Since direct challenges to Roe v. Wade have repeatedly been struck down by the Supreme Court, anti-abortionists have adopted the tactic of attacking procedures one-by-one. The D&X procedure is an easy target. It is infrequently used and lends itself to graphic depictions by anti-abortionists in now-famous cartoon drawings of the procedure sent to members of Congress. However, its alternative, dilation and evacuation (D&E), the typical abortion procedure performed in the first and second trimesters, is equally gruesome. In fact, the two procedures are so similar that the wording in the Nebraska law is vague enough to call into question whether D&E would be legal under the law, meaning that the law potentially bans any first or second trimester abortions. The Nebraska legislature actually voted down an amendment that would specifically ban D&X abortions instead of the vaguely worded "partial birth" abortion. The reason: Banning only the D&X procedure was not the intent of the bill's sponsors--the idea was to stop almost all abortions from being performed.
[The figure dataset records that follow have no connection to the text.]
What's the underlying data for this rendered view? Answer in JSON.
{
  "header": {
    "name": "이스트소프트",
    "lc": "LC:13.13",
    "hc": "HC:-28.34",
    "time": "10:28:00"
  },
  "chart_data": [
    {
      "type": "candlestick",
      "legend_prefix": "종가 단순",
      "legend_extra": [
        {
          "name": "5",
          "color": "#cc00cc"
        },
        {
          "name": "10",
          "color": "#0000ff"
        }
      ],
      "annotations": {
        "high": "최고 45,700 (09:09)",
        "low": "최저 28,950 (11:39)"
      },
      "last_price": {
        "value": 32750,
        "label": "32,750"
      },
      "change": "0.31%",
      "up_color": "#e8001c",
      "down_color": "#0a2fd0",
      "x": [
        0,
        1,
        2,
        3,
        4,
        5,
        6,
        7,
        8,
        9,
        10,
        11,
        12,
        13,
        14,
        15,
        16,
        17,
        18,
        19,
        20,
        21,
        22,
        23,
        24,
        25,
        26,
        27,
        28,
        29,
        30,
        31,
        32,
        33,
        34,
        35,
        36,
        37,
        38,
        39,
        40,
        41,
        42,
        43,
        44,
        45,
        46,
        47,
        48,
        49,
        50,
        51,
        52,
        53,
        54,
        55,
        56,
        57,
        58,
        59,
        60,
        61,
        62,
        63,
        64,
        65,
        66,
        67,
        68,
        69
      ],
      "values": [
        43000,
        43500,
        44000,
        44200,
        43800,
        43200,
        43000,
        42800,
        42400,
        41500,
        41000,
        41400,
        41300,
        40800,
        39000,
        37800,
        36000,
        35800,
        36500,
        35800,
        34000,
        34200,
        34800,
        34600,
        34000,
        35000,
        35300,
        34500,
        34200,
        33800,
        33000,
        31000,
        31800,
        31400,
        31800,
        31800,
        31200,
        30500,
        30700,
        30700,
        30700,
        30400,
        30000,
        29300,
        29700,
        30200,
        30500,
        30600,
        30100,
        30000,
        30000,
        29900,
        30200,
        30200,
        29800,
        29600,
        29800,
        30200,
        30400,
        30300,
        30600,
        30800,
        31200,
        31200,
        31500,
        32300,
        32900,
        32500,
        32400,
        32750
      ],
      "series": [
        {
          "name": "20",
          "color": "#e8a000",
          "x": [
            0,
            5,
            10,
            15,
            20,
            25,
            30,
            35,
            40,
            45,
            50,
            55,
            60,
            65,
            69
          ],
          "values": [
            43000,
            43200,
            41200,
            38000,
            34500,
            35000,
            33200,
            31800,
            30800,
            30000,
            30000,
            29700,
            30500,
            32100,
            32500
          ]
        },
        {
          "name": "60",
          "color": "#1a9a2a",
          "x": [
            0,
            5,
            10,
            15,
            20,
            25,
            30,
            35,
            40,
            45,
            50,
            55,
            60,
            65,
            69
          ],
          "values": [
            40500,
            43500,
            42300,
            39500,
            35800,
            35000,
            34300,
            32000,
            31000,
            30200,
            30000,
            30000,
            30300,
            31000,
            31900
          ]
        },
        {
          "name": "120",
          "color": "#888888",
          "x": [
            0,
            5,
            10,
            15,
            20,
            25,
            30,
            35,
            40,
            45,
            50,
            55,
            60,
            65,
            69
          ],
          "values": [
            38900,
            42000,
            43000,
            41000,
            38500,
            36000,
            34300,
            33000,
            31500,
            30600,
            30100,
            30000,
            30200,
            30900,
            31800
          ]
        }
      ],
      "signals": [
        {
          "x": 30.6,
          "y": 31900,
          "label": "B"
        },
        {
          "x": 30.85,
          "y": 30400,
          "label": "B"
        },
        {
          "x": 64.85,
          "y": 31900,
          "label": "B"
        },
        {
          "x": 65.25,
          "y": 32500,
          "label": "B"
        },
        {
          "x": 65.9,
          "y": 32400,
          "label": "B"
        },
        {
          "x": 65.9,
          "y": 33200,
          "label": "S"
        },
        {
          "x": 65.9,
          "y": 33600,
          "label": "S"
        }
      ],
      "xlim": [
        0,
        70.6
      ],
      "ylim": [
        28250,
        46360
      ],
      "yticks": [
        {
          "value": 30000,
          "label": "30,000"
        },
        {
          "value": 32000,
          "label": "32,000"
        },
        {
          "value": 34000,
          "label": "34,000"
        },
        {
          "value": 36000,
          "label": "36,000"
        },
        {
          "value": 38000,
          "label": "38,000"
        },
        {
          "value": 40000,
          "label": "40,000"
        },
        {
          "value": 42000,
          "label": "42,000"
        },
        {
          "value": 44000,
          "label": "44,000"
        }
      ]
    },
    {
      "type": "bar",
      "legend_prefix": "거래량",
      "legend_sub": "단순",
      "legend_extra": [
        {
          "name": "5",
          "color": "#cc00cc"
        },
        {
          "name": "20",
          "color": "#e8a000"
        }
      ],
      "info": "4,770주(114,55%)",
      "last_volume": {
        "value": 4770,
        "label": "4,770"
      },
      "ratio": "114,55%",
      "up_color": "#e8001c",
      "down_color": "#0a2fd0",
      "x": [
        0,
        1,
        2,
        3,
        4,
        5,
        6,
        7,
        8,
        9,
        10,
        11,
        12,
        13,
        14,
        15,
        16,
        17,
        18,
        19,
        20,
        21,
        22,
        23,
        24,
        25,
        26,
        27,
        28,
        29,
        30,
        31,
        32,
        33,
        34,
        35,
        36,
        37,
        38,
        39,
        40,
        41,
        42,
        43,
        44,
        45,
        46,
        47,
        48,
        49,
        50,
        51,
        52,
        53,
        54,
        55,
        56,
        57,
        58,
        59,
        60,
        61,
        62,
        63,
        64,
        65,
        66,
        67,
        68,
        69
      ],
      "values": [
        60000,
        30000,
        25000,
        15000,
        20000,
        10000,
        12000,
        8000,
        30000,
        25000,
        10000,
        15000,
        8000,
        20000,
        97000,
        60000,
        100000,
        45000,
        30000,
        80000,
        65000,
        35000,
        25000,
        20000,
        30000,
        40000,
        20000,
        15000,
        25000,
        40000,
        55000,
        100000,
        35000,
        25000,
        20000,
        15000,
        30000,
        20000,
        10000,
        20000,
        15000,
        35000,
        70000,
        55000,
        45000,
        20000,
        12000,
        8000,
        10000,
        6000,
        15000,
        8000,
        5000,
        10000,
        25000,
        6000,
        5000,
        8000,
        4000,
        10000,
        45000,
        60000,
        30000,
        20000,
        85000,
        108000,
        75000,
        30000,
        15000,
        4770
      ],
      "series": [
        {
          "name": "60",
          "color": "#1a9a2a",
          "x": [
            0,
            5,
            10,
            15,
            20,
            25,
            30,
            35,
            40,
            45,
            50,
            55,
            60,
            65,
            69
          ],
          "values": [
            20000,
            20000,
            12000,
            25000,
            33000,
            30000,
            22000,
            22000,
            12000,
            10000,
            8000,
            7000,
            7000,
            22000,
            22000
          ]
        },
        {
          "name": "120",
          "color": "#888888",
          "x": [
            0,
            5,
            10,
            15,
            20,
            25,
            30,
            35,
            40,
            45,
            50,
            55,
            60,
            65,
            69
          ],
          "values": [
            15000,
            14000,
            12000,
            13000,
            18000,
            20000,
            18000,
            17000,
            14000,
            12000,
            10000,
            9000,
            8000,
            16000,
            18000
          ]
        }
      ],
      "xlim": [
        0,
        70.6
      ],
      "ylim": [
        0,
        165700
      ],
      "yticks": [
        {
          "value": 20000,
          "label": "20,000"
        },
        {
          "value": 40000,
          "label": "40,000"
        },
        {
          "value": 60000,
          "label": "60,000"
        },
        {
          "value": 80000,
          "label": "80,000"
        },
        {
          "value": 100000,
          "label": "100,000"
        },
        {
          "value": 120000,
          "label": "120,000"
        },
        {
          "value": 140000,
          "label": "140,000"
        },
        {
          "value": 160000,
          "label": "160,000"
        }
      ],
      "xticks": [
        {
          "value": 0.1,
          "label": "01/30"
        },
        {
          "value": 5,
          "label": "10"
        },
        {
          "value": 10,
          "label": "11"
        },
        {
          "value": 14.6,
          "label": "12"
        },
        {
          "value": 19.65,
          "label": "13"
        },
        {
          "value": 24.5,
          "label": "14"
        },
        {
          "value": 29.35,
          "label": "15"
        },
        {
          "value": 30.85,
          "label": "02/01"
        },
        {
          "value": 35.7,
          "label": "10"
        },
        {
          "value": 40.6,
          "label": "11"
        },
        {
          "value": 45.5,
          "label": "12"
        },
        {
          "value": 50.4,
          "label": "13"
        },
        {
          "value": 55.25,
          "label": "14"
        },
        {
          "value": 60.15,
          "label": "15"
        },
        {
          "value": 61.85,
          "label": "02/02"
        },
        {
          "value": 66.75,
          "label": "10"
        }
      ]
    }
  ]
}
The Supreme Court should find clear precedent to reject the law on these grounds. Because "partial-birth" can describe both procedures, the Nebraska law clearly poses an "undue burden" upon women seeking abortions, a test the Supreme Court first applied in a ruling eight years ago on the constitutionality of limiting abortion procedures.
While the Nebraska ban does allow the procedure when it would save a woman's life, it has no protections for a woman's health. Therefore, a doctor would be required to perform a potentially unsafe abortion if this procedure were banned. By failing to take into account this eventuality, the Nebraska law devalues the life, health and safety of women.
The Nebraska law is a good example of the "partial birth" abortion bans that have been passed by legislatures in 30 states. By striking down the Nebraska law the Supreme Court will be setting a precedent that both protects reproductive rights and discourages the passage of similar laws which attempt to ban procedure by procedure what cannot be banned constitutionally.